查看 Job 下的 spec.template.spec 字段

kubectl explain Job.spec.template.spec
KIND:     Job
VERSION:  batch/v1

RESOURCE: spec <Object>

DESCRIPTION:
Specification of the desired behavior of the pod. More info:
https://git.k8s.io/community/contributors/devel/sig-architecture/api-conventions.md#spec-and-status

PodSpec is a description of a pod.

FIELDS:
  activeDeadlineSeconds    <integer>
  affinity <Object>
  containers <[]Object> -required-
  dnsConfig <Object>
  dnsPolicy <string>
  enableServiceLinks <boolean>
  ephemeralContainers <[]Object>
  hostAliases<[]Object>
  hostIPC <boolean>
  hostNetwork <boolean>
  hostPID <boolean>
  hostname <string>
  imagePullSecrets <[]Object>
  initContainers <[]Object>
  nodeName <string>
  nodeSelector <map[string]string>
  overhead <map[string]string>
  preemptionPolicy <string>
  priority <integer>
  priorityClassName <string>
  readinessGates <[]Object>
  restartPolicy <string> #重启策略,对于 Job,只能设置为 Never 或者 OnFailure。对于其他 controller(比如 Deployment)可以设置为 Always 。
  runtimeClassName <string>
  schedulerName <string>
  securityContext <Object>
  serviceAccount <string>
  serviceAccountName <string>
  setHostnameAsFQDN <boolean>
  shareProcessNamespace <boolean>
  subdomain <string>
  terminationGracePeriodSeconds <integer>
  tolerations <[]Object>
  topologySpreadConstraints <[]Object>
  volumes <[]Object>

12.7 Job 使用案例-创建一个一次性任务

把镜像传递到服务器并解压

docker load -i busybox.tar.gz

编写yaml文件

vim job.yaml
apiVersion: batch/v1
kind: Job
metadata:
  name: my-busybox-job
spec:
  completions: 6
  parallelism: 3
  backoffLimit: 6
  template:
   spec:
     restartPolicy: Never
     containers:
     - name: my-container-job
       image: busybox
       imagePullPolicy: IfNotPresent
       command: ['sh', '-c']
       args: ['echo "Welcome to xuegod";sleep 60; echo "Next to Meet you"']

更新资源清单并验证

kubectl apply -f job.yaml

kubectl get pods

kubectl logs my-busybox-job-q2d9t

资源清单详解

apiVersion: batch/v1
kind: Job
metadata:
  name: my-busybox-job
spec:
  completions: 6        # job 结束需要成功运行的 Pod 个数,即状态为 Completed 的 pod 数
  parallelism: 3        # 一次运行 3 个 pod
  backoffLimit: 6       # 如果 job 失败,则重试几次
  #这里 parallelism 的值指的是一次性运行几个 pod,这个值不会超过 completions 的值
  template:
   spec:
     restartPolicy: Never
     containers:
     - name: my-container-job
       image: busybox
       imagePullPolicy: IfNotPresent
       command: ['sh', '-c']
       args: ['echo "Welcome to xuegod";sleep 60; echo "Next to Meet you"']

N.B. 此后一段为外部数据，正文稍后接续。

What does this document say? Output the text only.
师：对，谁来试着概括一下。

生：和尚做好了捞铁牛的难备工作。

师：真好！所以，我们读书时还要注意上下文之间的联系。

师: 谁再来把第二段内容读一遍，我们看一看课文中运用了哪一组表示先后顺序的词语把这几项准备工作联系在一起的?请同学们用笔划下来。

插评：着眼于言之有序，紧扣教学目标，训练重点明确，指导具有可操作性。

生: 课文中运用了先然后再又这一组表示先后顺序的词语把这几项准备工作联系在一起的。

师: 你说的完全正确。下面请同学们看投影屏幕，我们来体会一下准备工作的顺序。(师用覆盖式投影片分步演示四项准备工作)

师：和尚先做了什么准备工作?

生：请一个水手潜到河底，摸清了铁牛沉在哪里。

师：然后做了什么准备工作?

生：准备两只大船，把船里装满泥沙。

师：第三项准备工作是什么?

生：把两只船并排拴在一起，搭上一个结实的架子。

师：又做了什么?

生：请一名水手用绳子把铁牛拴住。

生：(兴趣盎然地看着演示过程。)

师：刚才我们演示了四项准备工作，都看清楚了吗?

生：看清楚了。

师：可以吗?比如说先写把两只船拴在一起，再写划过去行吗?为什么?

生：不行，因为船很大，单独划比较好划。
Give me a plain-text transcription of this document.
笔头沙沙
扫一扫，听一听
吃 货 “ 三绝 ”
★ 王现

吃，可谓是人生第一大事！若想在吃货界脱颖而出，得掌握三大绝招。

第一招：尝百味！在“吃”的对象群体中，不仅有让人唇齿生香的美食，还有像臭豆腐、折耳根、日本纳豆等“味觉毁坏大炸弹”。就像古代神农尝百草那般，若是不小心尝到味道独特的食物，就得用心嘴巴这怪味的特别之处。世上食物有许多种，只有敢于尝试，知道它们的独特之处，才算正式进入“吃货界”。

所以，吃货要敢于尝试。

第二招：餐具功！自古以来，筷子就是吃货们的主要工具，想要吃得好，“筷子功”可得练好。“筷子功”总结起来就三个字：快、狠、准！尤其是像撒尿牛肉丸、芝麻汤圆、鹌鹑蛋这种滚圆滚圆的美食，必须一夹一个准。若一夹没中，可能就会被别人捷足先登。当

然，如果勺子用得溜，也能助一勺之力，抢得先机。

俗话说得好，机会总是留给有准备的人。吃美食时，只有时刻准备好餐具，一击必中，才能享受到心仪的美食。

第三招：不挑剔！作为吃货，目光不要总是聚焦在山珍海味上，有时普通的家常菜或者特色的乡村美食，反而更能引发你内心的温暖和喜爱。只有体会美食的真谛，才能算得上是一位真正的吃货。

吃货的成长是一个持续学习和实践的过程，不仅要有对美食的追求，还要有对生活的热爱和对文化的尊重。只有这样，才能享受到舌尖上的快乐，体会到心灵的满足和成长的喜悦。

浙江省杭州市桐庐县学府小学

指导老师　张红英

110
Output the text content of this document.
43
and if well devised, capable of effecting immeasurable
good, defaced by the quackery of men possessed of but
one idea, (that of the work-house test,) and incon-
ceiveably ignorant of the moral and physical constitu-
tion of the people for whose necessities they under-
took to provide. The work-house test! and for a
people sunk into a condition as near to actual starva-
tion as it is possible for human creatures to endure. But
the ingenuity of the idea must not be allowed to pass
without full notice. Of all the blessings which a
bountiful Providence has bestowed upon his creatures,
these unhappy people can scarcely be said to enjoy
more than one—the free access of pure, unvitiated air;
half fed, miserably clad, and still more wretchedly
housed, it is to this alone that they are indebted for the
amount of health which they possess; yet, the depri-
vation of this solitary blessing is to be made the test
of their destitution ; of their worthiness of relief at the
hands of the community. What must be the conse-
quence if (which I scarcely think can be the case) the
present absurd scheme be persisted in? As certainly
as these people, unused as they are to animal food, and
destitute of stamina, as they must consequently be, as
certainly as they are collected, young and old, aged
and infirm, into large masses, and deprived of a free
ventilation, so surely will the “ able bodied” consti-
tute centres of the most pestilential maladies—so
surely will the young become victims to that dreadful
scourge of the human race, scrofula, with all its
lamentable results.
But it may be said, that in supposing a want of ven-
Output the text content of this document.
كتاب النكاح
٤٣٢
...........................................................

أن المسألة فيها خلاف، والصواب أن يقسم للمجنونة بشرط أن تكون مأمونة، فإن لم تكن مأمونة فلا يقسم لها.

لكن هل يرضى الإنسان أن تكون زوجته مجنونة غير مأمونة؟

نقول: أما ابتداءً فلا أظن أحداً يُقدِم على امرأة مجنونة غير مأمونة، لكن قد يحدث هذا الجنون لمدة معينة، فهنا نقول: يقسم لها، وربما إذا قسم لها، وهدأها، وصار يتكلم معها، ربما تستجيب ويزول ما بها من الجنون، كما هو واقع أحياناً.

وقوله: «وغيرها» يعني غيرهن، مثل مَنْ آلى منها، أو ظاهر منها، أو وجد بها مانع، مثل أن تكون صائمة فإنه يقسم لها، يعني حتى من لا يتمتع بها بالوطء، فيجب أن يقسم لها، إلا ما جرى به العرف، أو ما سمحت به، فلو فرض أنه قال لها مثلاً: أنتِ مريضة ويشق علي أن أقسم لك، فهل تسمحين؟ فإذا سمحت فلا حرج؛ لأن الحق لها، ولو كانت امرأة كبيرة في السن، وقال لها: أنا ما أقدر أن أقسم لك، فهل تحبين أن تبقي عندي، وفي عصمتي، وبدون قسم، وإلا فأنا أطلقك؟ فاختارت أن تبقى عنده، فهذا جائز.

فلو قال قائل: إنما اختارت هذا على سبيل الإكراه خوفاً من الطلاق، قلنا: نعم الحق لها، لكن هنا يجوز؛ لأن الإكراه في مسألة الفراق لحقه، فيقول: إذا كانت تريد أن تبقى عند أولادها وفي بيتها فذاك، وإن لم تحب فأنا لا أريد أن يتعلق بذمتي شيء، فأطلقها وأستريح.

12.8 CronJob 使用案例-创建周期性的定时任务

编写yaml文件

vim cronjob.yaml
apiVersion: batch/v1beta1
kind: CronJob
metadata:
  name: hello
spec:
  schedule: "*/1 * * * *"
  jobTemplate:
    spec:
      template:
        spec:
          containers:
          - name: hello
            image: busybox
            imagePullPolicy: IfNotPresent
            command:
            - /bin/sh
            - -c
            - date; echo Hello from the Kubernetes cluster
          restartPolicy: OnFailure

创建并验证

kubectl apply -f cronjob.yaml

kubectl get cronjob

kubectl get jobs --watch

kubectl get cronjob

kubectl get pods | grep hello

kubectl logs hello-1617289620-7f45h

12.9 使用 CronJob 定期备份 MySQL 数据

cronjob
CronJob 所描述的,正是定时任务。
1) 在给定时间点只运行一次
2) 在给定时间点周期性地运行
yaml文件编写
一个 CronJob 对象类似于 crontab (cron table)文件中的一行。它根据指定的预定计划周期性地运行一个 Job。在这里简单的说一下 cron,是指 unix 中 cron 表达式。比如:”/1 “,这个Cron 表达式里/1 中 *表示从 0 开始,/表示”每”,1 表示偏移量,所以它的意思是:从 0 开始,每 1 个时间单位执行一次。Cron 表达式中五个部分分别代表:分钟,小时,日,月,星期。所以上述这句Cron 表达式的意思是:从当前开始,每分钟执行一次。那么我们可以利用这个机制来指定创建 mysql备份任务的对象:

apiVersion: batch/v1beta1
kind: CronJob
metadata:
  name: mysqldump
spec:
  schedule: "50 15 * * *"
  jobTemplate:
    spec:
      completions: 1
      template:
        spec:
          restartPolicy: Never
          volumes:
          - name: mysql-master-script
            hostPath:
              path: /root/app/mysql/shell
          - name: mysql-master-backup
            hostPath:
              path: /root/app/db/backup
          - name: local-time
            hostPath:
              path: /etc/localtime
          containers:
          - name: mysqldump-container
            image: nacos/nacos-mysql-master:latest
            volumeMounts:
            - name: mysql-master-script
              mountPath: /var/db/script
            - name: local-time
              mountPath: /etc/localtime
            - name: mysql-master-backup
              mountPath: /var/db/backup
            command:
            - "sh"
            - "/var/db/script/mysqldump.sh"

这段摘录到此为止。